There are hopes in our future, as younger and younger generation becomes great inventors to solve many problems that we are facing.

From creating wheelchair, making electric car, decomposing plastic bags, to preventing birds from flying into windows, these great youngsters are worth of praise.

Wheelchair Invention for Guatemala

These four young men: Rudy Roy, Ben Sexson, Daniel Oliver, and Charles Pyott designed this wheelchair as part of their senior year project for Professor Ken Pickar’s class Sustainable Engineering for the Developing World. They found themselves learning about how difficult it is for disabled people in Guatemala to get around. Also, a wheelchair could cost around $400 and up, which are “twice the national average monthly household income.”

These four young men start a nonprofit organization after their graduation, and work to build a wheelchair to accommodate Guatemala’s streets condition for around $40 a chair.

Texas Teen Build His Own Electric Car

Lucas Laborde, a Texas teenager, built this car from a kit called Bradley GT II his father gave him. He worked on it for 150 hours, putting in 80-pound lead-acid batteries, which could travel for 40 miles between charges, at the speed of 45 mile per hour.

What remarkable about this young man is: he built it in less time, at a lower cost than big company, and the total cost is about $10,000.

16-Year-Old Creates Solution to Decompose Plastic Bags

Creative Commons-Photo by Zainub

Daniel Burd is a 16-year-old boy from Waterloo, Ontario, who won a $30,000 in scholarships at the Canada-Wide Science Fair for inventing a solution to decompose plastic bags in less than three months.

His invention includes ground up plastic bag into powder, mixed with common household chemicals such as dirt, yeast, and tap water to promote microbe growth. Daniel allowed this mixture to sit for three months, tested it with strands of plastic bags until he found the most effective solution.

With this incredible invention, Daniel Burd may help accelerate plastic degradation all over the world.

Invisible Invention Warns Birds About Deadly Window

Charlie Sobcov is an eighth grader at Turnbull School in Ottawa. He invented painted, plastic decals for his school science fair project, which can be stuck right on the middle of the window pan.

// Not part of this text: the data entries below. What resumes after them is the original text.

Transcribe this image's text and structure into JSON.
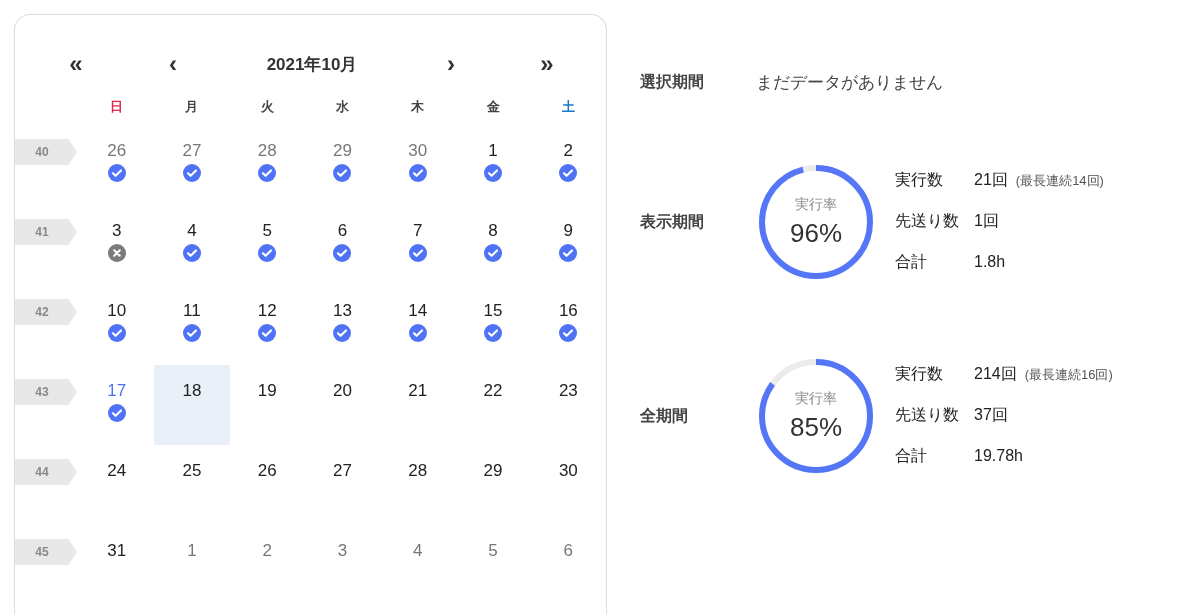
{
  "calendar": {
    "nav": {
      "prev_year": "«",
      "prev_month": "‹",
      "title": "2021年10月",
      "next_month": "›",
      "next_year": "»"
    },
    "weekdays": [
      {
        "label": "日",
        "kind": "sunday"
      },
      {
        "label": "月",
        "kind": "weekday"
      },
      {
        "label": "火",
        "kind": "weekday"
      },
      {
        "label": "水",
        "kind": "weekday"
      },
      {
        "label": "木",
        "kind": "weekday"
      },
      {
        "label": "金",
        "kind": "weekday"
      },
      {
        "label": "土",
        "kind": "saturday"
      }
    ],
    "weeks": [
      {
        "number": "40",
        "days": [
          {
            "label": "26",
            "other_month": true,
            "today": false,
            "selected": false,
            "kind": "done"
          },
          {
            "label": "27",
            "other_month": true,
            "today": false,
            "selected": false,
            "kind": "done"
          },
          {
            "label": "28",
            "other_month": true,
            "today": false,
            "selected": false,
            "kind": "done"
          },
          {
            "label": "29",
            "other_month": true,
            "today": false,
            "selected": false,
            "kind": "done"
          },
          {
            "label": "30",
            "other_month": true,
            "today": false,
            "selected": false,
            "kind": "done"
          },
          {
            "label": "1",
            "other_month": false,
            "today": false,
            "selected": false,
            "kind": "done"
          },
          {
            "label": "2",
            "other_month": false,
            "today": false,
            "selected": false,
            "kind": "done"
          }
        ]
      },
      {
        "number": "41",
        "days": [
          {
            "label": "3",
            "other_month": false,
            "today": false,
            "selected": false,
            "kind": "skipped"
          },
          {
            "label": "4",
            "other_month": false,
            "today": false,
            "selected": false,
            "kind": "done"
          },
          {
            "label": "5",
            "other_month": false,
            "today": false,
            "selected": false,
            "kind": "done"
          },
          {
            "label": "6",
            "other_month": false,
            "today": false,
            "selected": false,
            "kind": "done"
          },
          {
            "label": "7",
            "other_month": false,
            "today": false,
            "selected": false,
            "kind": "done"
          },
          {
            "label": "8",
            "other_month": false,
            "today": false,
            "selected": false,
            "kind": "done"
          },
          {
            "label": "9",
            "other_month": false,
            "today": false,
            "selected": false,
            "kind": "done"
          }
        ]
      },
      {
        "number": "42",
        "days": [
          {
            "label": "10",
            "other_month": false,
            "today": false,
            "selected": false,
            "kind": "done"
          },
          {
            "label": "11",
            "other_month": false,
            "today": false,
            "selected": false,
            "kind": "done"
          },
          {
            "label": "12",
            "other_month": false,
            "today": false,
            "selected": false,
            "kind": "done"
          },
          {
            "label": "13",
            "other_month": false,
            "today": false,
            "selected": false,
            "kind": "done"
          },
          {
            "label": "14",
            "other_month": false,
            "today": false,
            "selected": false,
            "kind": "done"
          },
          {
            "label": "15",
            "other_month": false,
            "today": false,
            "selected": false,
            "kind": "done"
          },
          {
            "label": "16",
            "other_month": false,
            "today": false,
            "selected": false,
            "kind": "done"
          }
        ]
      },
      {
        "number": "43",
        "days": [
          {
            "label": "17",
            "other_month": false,
            "today": true,
            "selected": false,
            "kind": "done"
          },
          {
            "label": "18",
            "other_month": false,
            "today": false,
            "selected": true,
            "kind": "empty"
          },
          {
            "label": "19",
            "other_month": false,
            "today": false,
            "selected": false,
            "kind": "empty"
          },
          {
            "label": "20",
            "other_month": false,
            "today": false,
            "selected": false,
            "kind": "empty"
          },
          {
            "label": "21",
            "other_month": false,
            "today": false,
            "selected": false,
            "kind": "empty"
          },
          {
            "label": "22",
            "other_month": false,
            "today": false,
            "selected": false,
            "kind": "empty"
          },
          {
            "label": "23",
            "other_month": false,
            "today": false,
            "selected": false,
            "kind": "empty"
          }
        ]
      },
      {
        "number": "44",
        "days": [
          {
            "label": "24",
            "other_month": false,
            "today": false,
            "selected": false,
            "kind": "empty"
          },
          {
            "label": "25",
            "other_month": false,
            "today": false,
            "selected": false,
            "kind": "empty"
          },
          {
            "label": "26",
            "other_month": false,
            "today": false,
            "selected": false,
            "kind": "empty"
          },
          {
            "label": "27",
            "other_month": false,
            "today": false,
            "selected": false,
            "kind": "empty"
          },
          {
            "label": "28",
            "other_month": false,
            "today": false,
            "selected": false,
            "kind": "empty"
          },
          {
            "label": "29",
            "other_month": false,
            "today": false,
            "selected": false,
            "kind": "empty"
          },
          {
            "label": "30",
            "other_month": false,
            "today": false,
            "selected": false,
            "kind": "empty"
          }
        ]
      },
      {
        "number": "45",
        "days": [
          {
            "label": "31",
            "other_month": false,
            "today": false,
            "selected": false,
            "kind": "empty"
          },
          {
            "label": "1",
            "other_month": true,
            "today": false,
            "selected": false,
            "kind": "empty"
          },
          {
            "label": "2",
            "other_month": true,
            "today": false,
            "selected": false,
            "kind": "empty"
          },
          {
            "label": "3",
            "other_month": true,
            "today": false,
            "selected": false,
            "kind": "empty"
          },
          {
            "label": "4",
            "other_month": true,
            "today": false,
            "selected": false,
            "kind": "empty"
          },
          {
            "label": "5",
            "other_month": true,
            "today": false,
            "selected": false,
            "kind": "empty"
          },
          {
            "label": "6",
            "other_month": true,
            "today": false,
            "selected": false,
            "kind": "empty"
          }
        ]
      }
    ]
  },
  "selection": {
    "label": "選択期間",
    "value": "まだデータがありません"
  },
  "periods": [
    {
      "label": "表示期間",
      "ring_label": "実行率",
      "rate": "96%",
      "level": 0.96,
      "stats": [
        {
          "label": "実行数",
          "value": "21回",
          "note": "(最長連続14回)"
        },
        {
          "label": "先送り数",
          "value": "1回"
        },
        {
          "label": "合計",
          "value": "1.8h"
        }
      ]
    },
    {
      "label": "全期間",
      "ring_label": "実行率",
      "rate": "85%",
      "level": 0.85,
      "stats": [
        {
          "label": "実行数",
          "value": "214回",
          "note": "(最長連続16回)"
        },
        {
          "label": "先送り数",
          "value": "37回"
        },
        {
          "label": "合計",
          "value": "19.78h"
        }
      ]
    }
  ]
}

These decals are almost invisible to humans, and the painted color is ultraviolet. Birds can see the decals, but humans can’t. Charlie later found out that about 500 million birds in Mexico, United States, and Canada died crashing into windows a year.

This incredible young man hopes to save the lives of those birds that smashed into skyscrapers, which were in the path of their migration with his painted decals. His experiment should be ready by early February.

Our future is beaming with these talented young people, and many more to come. With each new generation, we are blessed with new geniuses.